Planetary securityAliens can’t reach Earth because of gravity

Published 6 May 2018

If there are aliens out there, on large planets like Jupiter or on slightly smaller planets called super-Earths, why have they not yet come to visit us? Scientists say aliens living on distant planets can’t cruise the cosmos because of gravity. To launch the equivalent of an Apollo moon mission, a rocket on a super-Earth would need to have a mass of about 440 000 tons because of fuel requirements.

The truth is out there. You want to believe. But you are becoming more and more frustrated because there’s no conclusive evidence. All this time, the reason could be basic physics. A study submitted to the International Journal of Astrobiology suggests that aliens living on distant planets can’t cruise the cosmos because of gravity.

Man has found numerous exoplanets in the hunt for alien worlds. Most are large planets like Jupiter, while some are the size of Earth or slightly smaller. Others fall somewhere in between and are called super-Earths. They’re about ten times larger than Earth.

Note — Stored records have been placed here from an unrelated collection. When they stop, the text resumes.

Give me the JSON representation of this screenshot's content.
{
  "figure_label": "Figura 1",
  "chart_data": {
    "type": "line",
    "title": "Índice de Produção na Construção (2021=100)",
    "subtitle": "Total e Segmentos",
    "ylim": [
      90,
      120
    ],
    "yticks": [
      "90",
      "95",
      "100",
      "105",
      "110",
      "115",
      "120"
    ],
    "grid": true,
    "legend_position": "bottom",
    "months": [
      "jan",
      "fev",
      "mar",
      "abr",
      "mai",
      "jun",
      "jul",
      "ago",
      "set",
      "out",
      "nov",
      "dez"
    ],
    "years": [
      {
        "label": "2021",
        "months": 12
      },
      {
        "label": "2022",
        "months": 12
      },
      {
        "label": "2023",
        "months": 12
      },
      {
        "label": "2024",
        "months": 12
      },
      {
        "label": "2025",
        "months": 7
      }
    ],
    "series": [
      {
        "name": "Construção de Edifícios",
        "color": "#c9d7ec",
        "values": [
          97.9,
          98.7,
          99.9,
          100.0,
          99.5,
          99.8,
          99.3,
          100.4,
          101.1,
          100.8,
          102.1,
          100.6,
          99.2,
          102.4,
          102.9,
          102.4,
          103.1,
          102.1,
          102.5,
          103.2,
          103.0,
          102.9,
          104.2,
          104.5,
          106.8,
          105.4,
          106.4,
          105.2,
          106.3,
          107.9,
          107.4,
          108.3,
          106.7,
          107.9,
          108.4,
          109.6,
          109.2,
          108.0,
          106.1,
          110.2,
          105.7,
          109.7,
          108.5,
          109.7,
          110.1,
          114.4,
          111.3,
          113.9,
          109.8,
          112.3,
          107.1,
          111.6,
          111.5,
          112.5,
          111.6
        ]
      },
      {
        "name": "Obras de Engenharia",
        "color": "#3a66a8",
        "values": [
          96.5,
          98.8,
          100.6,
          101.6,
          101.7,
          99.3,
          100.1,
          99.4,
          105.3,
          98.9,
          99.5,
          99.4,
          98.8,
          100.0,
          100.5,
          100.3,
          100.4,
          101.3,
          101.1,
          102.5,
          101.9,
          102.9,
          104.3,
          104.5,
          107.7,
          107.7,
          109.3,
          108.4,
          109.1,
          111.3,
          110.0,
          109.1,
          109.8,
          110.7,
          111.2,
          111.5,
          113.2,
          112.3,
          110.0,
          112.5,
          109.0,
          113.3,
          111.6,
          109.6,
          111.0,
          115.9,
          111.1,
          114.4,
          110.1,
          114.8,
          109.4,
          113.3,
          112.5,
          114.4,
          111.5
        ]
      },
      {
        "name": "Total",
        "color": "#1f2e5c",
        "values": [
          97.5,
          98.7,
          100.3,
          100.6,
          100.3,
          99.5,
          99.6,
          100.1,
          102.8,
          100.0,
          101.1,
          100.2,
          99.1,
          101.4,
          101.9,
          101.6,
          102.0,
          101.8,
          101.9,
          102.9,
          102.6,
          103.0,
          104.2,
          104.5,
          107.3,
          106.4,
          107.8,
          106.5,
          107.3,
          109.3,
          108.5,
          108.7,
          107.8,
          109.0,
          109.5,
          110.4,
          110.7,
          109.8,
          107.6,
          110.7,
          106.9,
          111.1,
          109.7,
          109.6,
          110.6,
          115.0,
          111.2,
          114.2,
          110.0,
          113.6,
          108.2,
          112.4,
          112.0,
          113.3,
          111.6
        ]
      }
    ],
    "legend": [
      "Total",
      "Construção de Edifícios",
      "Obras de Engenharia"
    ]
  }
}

If aliens are out there, why are they grounded?
CORDIS says that astronomers and astrophysicists believe that super-Earths could shelter alien life. If earthlings can build rockets and explore the universe, why can’t extraterrestrials do the same? According to the findings, super-Earths have massive gravitational pulls. These keep alien spacecraft from generating enough thrust to escape the gravitational forces of their home planets. To launch the equivalent of an Apollo moon mission, a rocket on a super-Earth would need to have a mass of about 440 000 tons because of fuel requirements.

“On more-massive planets, spaceflight would be exponentially more expensive,” study author Michael Hippke, an independent researcher affiliated with the Sonneberg Observatory in Germany, told Space.com. “Such civilizations would not have satellite TV, a moon mission or a Hubble Space Telescope.”

Hippke examined how difficult it would be to blast off from a hypothetical super-Earth. He calculated the rocket sizes needed to escape a super-Earth that is 70 percent wider than our planet and ten times more massive. These are about the dimensions of the planet Kepler-20b, which lies some 950 light years from Earth. On this super-Earth, the escape velocity needed would be roughly 2.4 times greater than on our planet.

Speaking to the Daily Mail, Hippke said: “Civilisations from super-Earths are much less likely to explore the stars. Instead, they would be to some extent arrested on their home planet and, for example, make more use of lasers or radio telescopes for interstellar communication instead of sending probes or spaceships.”

Fuel – the great barrier to alien travel
The weight of the fuel that conventional rockets carry is another major challenge for aliens on a planet like Kepler-20b. This means that they would need to use rockets that don’t depend on chemical fuel to get into space. According to the research, a potential solution is a nuclear-powered spacecraft to leave a planet more than ten times Earth’s mass.

But they’re extraterrestrials, after all! Shouldn’t they have some kind of alien technology to help them get off their planets? Until then, some of us will have a good excuse as to why we haven’t seen UFOs cruising overhead.